Even if it’s not hatred (but rather disgust, shame, or fear) that animates some on the Christian right, the consequences of their harsh rhetoric about gays—rhetoric that flows naturally from Leviticus 20:13 and arguably from Romans 1:26-27—are equally inconsistent with the Christian tenets of love and compassion. Given that the power structure has always been dominated by straight people (or at least people who purported to be straight), the Christian right’s opposition to same-sex marriage conveys a distinct, negative message: “LGBT individuals are not part of our community and therefore should not enjoy any of the rights and privileges that attach to an ancient, sacred institution available to the rest of us.” Because this is the very same kind of demeaning message that courts, rightly or wrongly, routinely convey to and about felons, we end up with a grossly false equivalence. Felons generally commit acts that inflict harm (dignitary, psychological, physical, or proprietary); people who engage in consensual same-sex relations do not. (I put aside the Christian right’s doomsday predictions that legalizing same-sex relations will unleash divine fury upon all humanity. Fire-and-brimstone predictions are not very good arguments, especially when they lack any supporting evidence.)

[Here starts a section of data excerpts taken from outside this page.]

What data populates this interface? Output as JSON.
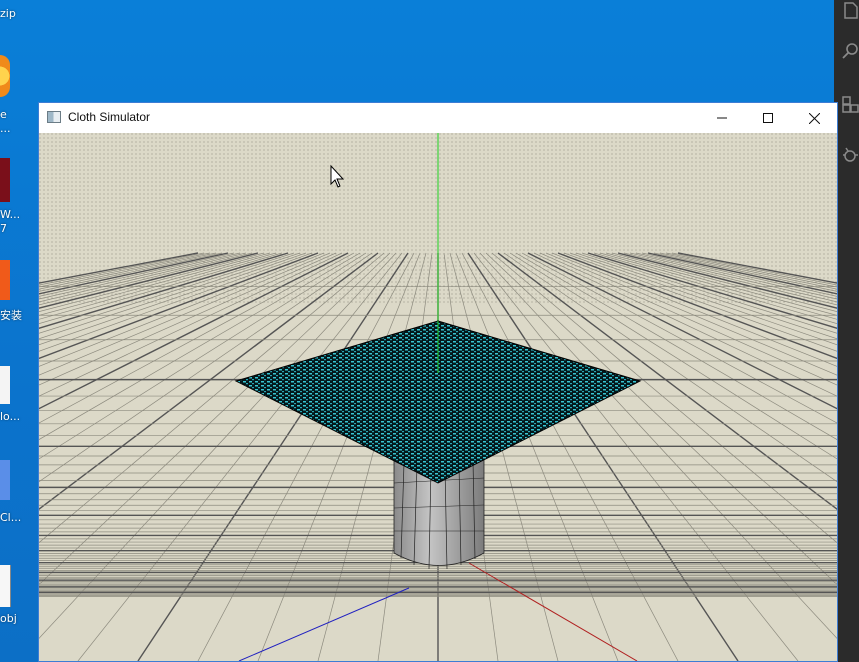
{
  "desktop": {
    "labels": [
      "zip",
      "e",
      "...",
      "W...",
      "7",
      "安装",
      "lo...",
      "Cl...",
      "obj"
    ],
    "icons": [
      "orange-app-icon",
      "red-app-icon",
      "orange-square-icon",
      "document-icon",
      "blue-app-icon",
      "file-icon"
    ]
  },
  "window": {
    "title": "Cloth Simulator",
    "icon": "cloth-app-icon",
    "controls": {
      "minimize": "minimize-icon",
      "maximize": "maximize-icon",
      "close": "close-icon"
    }
  },
  "scene": {
    "ground": "checkered-grid-floor",
    "colors": {
      "floor": "#dcd9c8",
      "cloth": "#38c6d3",
      "cylinder": "#a8a8a8",
      "axis_x": "#b02020",
      "axis_y": "#20d020",
      "axis_z": "#2020c0"
    }
  },
  "right_panel": {
    "icons": [
      "files-icon",
      "search-icon",
      "extensions-icon",
      "debug-icon"
    ]
  }
}
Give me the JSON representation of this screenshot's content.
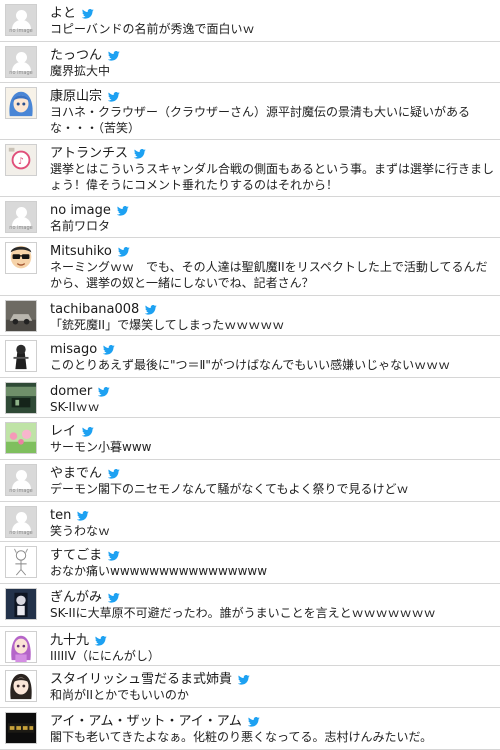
{
  "feed": {
    "posts": [
      {
        "user": "よと",
        "text": "コピーバンドの名前が秀逸で面白いｗ",
        "avatar": "no-image",
        "avatar_caption": "no image"
      },
      {
        "user": "たっつん",
        "text": "魔界拡大中",
        "avatar": "no-image",
        "avatar_caption": "no image"
      },
      {
        "user": "康原山宗",
        "text": "ヨハネ・クラウザー（クラウザーさん）源平討魔伝の景清も大いに疑いがあるな・・・（苦笑）",
        "avatar": "anime-blue-hair",
        "avatar_caption": ""
      },
      {
        "user": "アトランチス",
        "text": "選挙とはこういうスキャンダル合戦の側面もあるという事。まずは選挙に行きましょう！偉そうにコメント垂れたりするのはそれから！",
        "avatar": "pink-sign",
        "avatar_caption": ""
      },
      {
        "user": "no image",
        "text": "名前ワロタ",
        "avatar": "no-image",
        "avatar_caption": "no image"
      },
      {
        "user": "Mitsuhiko",
        "text": "ネーミングｗｗ　でも、その人達は聖飢魔IIをリスペクトした上で活動してるんだから、選挙の奴と一緒にしないでね、記者さん？",
        "avatar": "sunglasses-face",
        "avatar_caption": ""
      },
      {
        "user": "tachibana008",
        "text": "「銃死魔II」で爆笑してしまったｗｗｗｗｗ",
        "avatar": "car-photo",
        "avatar_caption": ""
      },
      {
        "user": "misago",
        "text": "このとりあえず最後に\"つ＝Ⅱ\"がつけばなんでもいい感嫌いじゃないｗｗｗ",
        "avatar": "dark-figure",
        "avatar_caption": ""
      },
      {
        "user": "domer",
        "text": "SK-IIｗｗ",
        "avatar": "green-photo",
        "avatar_caption": ""
      },
      {
        "user": "レイ",
        "text": "サーモン小暮www",
        "avatar": "pink-flowers",
        "avatar_caption": ""
      },
      {
        "user": "やまでん",
        "text": "デーモン閣下のニセモノなんて騒がなくてもよく祭りで見るけどｗ",
        "avatar": "no-image",
        "avatar_caption": "no image"
      },
      {
        "user": "ten",
        "text": "笑うわなｗ",
        "avatar": "no-image",
        "avatar_caption": "no image"
      },
      {
        "user": "すてごま",
        "text": "おなか痛いwwwwwwwwwwwwwwww",
        "avatar": "sketch-character",
        "avatar_caption": ""
      },
      {
        "user": "ぎんがみ",
        "text": "SK-IIに大草原不可避だったわ。誰がうまいことを言えとｗｗｗｗｗｗｗ",
        "avatar": "dark-portrait",
        "avatar_caption": ""
      },
      {
        "user": "九十九",
        "text": "IIIIIV（ににんがし）",
        "avatar": "purple-character",
        "avatar_caption": ""
      },
      {
        "user": "スタイリッシュ雪だるま式姉貴",
        "text": "和尚がIIとかでもいいのか",
        "avatar": "anime-girl",
        "avatar_caption": ""
      },
      {
        "user": "アイ・アム・ザット・アイ・アム",
        "text": "閣下も老いてきたよなぁ。化粧のり悪くなってる。志村けんみたいだ。",
        "avatar": "dark-banner",
        "avatar_caption": ""
      }
    ],
    "bird_color": "#1da1f2"
  }
}
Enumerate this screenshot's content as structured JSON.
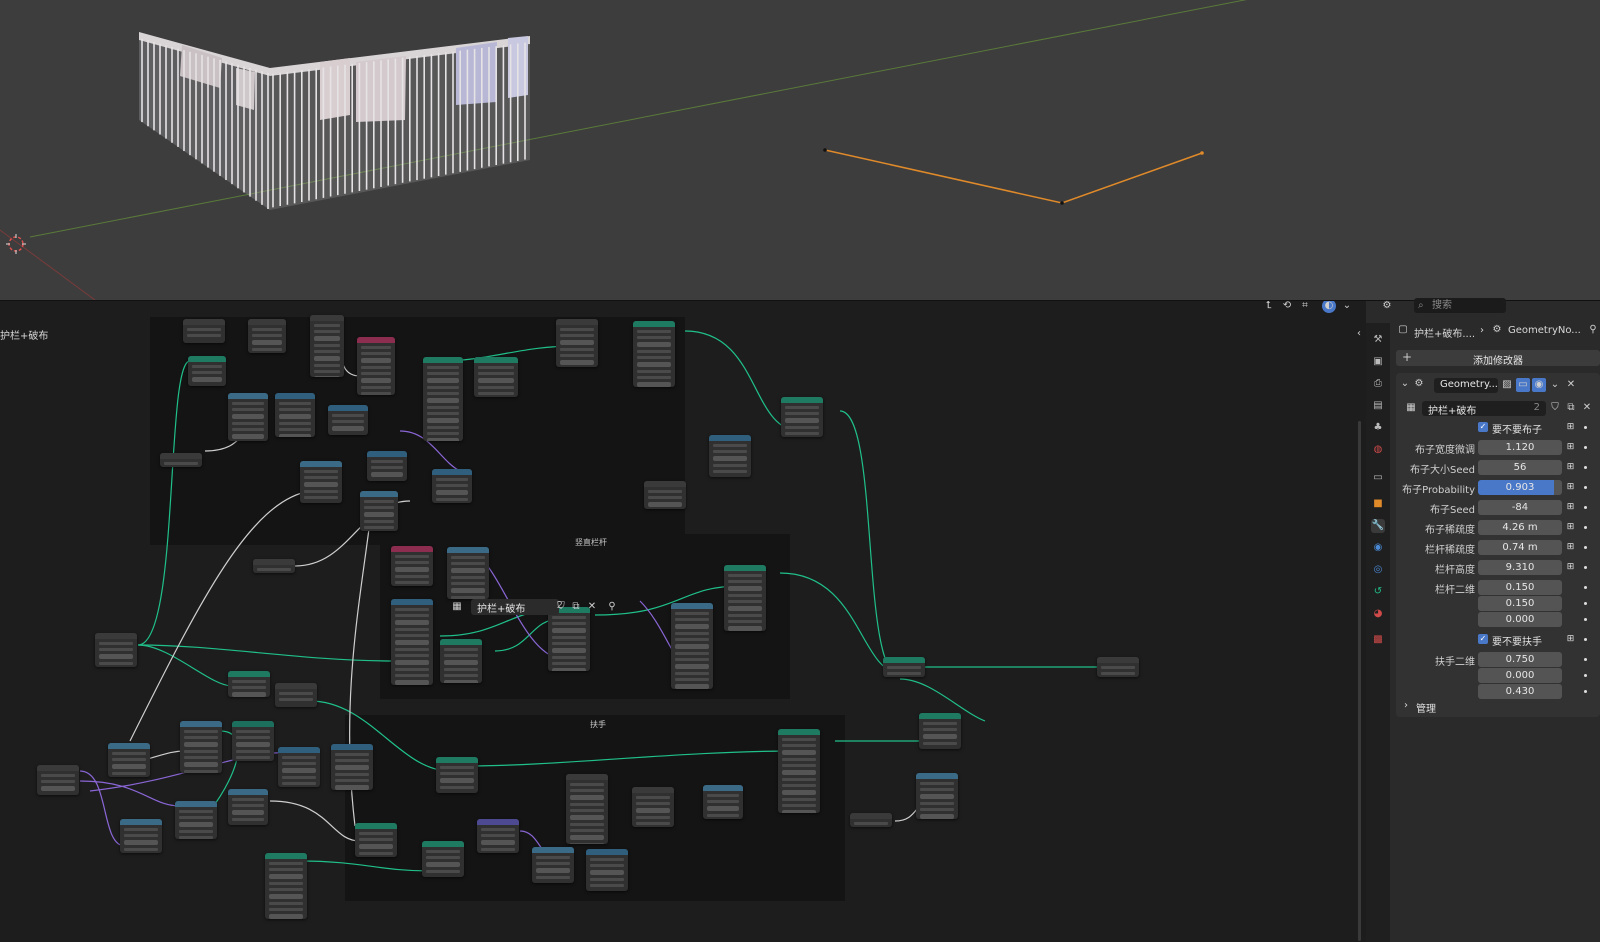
{
  "viewport": {
    "axis_x_color": "#7a3b3b",
    "axis_y_color": "#5a7a3a",
    "curve_color": "#e08a2a",
    "model_color": "#cfcfcf"
  },
  "node_editor": {
    "tree_name": "护栏+破布",
    "user_count": "2",
    "breadcrumb_left": "护栏+破布",
    "frames": {
      "vertical_rails": "竖直栏杆",
      "handrail": "扶手"
    }
  },
  "properties": {
    "search_placeholder": "搜索",
    "breadcrumb": {
      "object": "护栏+破布....",
      "modifier": "GeometryNo..."
    },
    "add_modifier_label": "添加修改器",
    "modifier": {
      "name": "Geometry...",
      "node_group": "护栏+破布",
      "node_group_users": "2",
      "inputs": [
        {
          "label": "要不要布子",
          "kind": "checkbox",
          "checked": true
        },
        {
          "label": "布子宽度微调",
          "kind": "value",
          "value": "1.120"
        },
        {
          "label": "布子大小Seed",
          "kind": "value",
          "value": "56"
        },
        {
          "label": "布子Probability",
          "kind": "value",
          "value": "0.903",
          "progress": 0.903
        },
        {
          "label": "布子Seed",
          "kind": "value",
          "value": "-84"
        },
        {
          "label": "布子稀疏度",
          "kind": "value",
          "value": "4.26 m"
        },
        {
          "label": "栏杆稀疏度",
          "kind": "value",
          "value": "0.74 m"
        },
        {
          "label": "栏杆高度",
          "kind": "value",
          "value": "9.310"
        },
        {
          "label": "栏杆二维",
          "kind": "vector",
          "values": [
            "0.150",
            "0.150",
            "0.000"
          ]
        },
        {
          "label": "要不要扶手",
          "kind": "checkbox",
          "checked": true
        },
        {
          "label": "扶手二维",
          "kind": "vector",
          "values": [
            "0.750",
            "0.000",
            "0.430"
          ]
        }
      ],
      "manage_label": "管理"
    }
  }
}
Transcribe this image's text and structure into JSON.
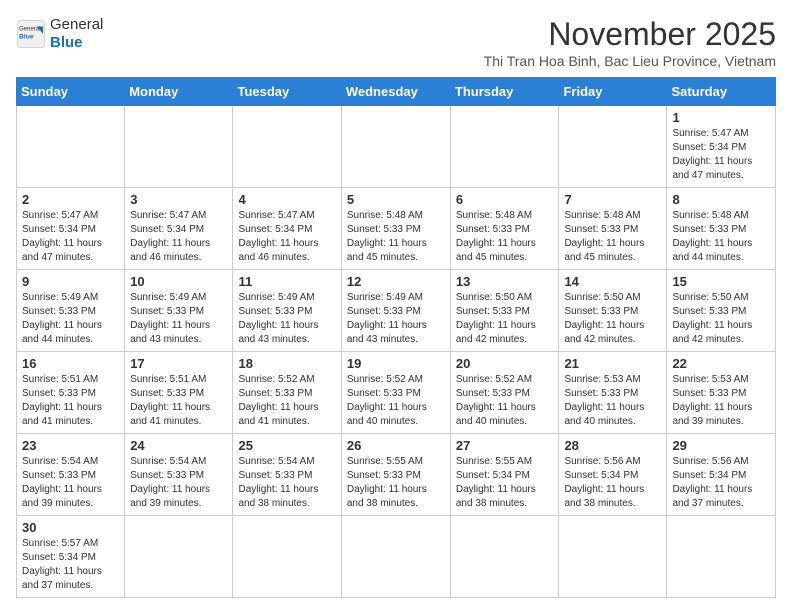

The basis of Justice Kennedy’s decision in Obergefell v. Hodges was primarily psychological. His main premise was that excluding gay people from marriage, what he calls this “central institution of the Nation’s society,” constitutes a serious dignitary and psychological harm to both gay people and their children. Because the insulting rhetoric, uncharitable policies, and bullying behavior motivated by the Christian right’s interpretation of the Bible have caused serious dignitary and psychological (and sometimes physical) harms to many people in our society, members of the Christian right must justify all of this inhumanity. The burden is on them to explain exactly how and why a loving, compassionate, and just God would stand behind this kind of vicious persecution, why he would make some people gay and then condemn them for being that way. There doesn’t seem to be anything loving, compassionate, or just about any of this.

So, contrary to what some Republicans are telling us, Kim Davis is not a hero or a righteous martyr. Just the opposite: she is a heartless, if not pathological, bigot and hypocrite who subscribes to a patently inconsistent interpretation of the Bible.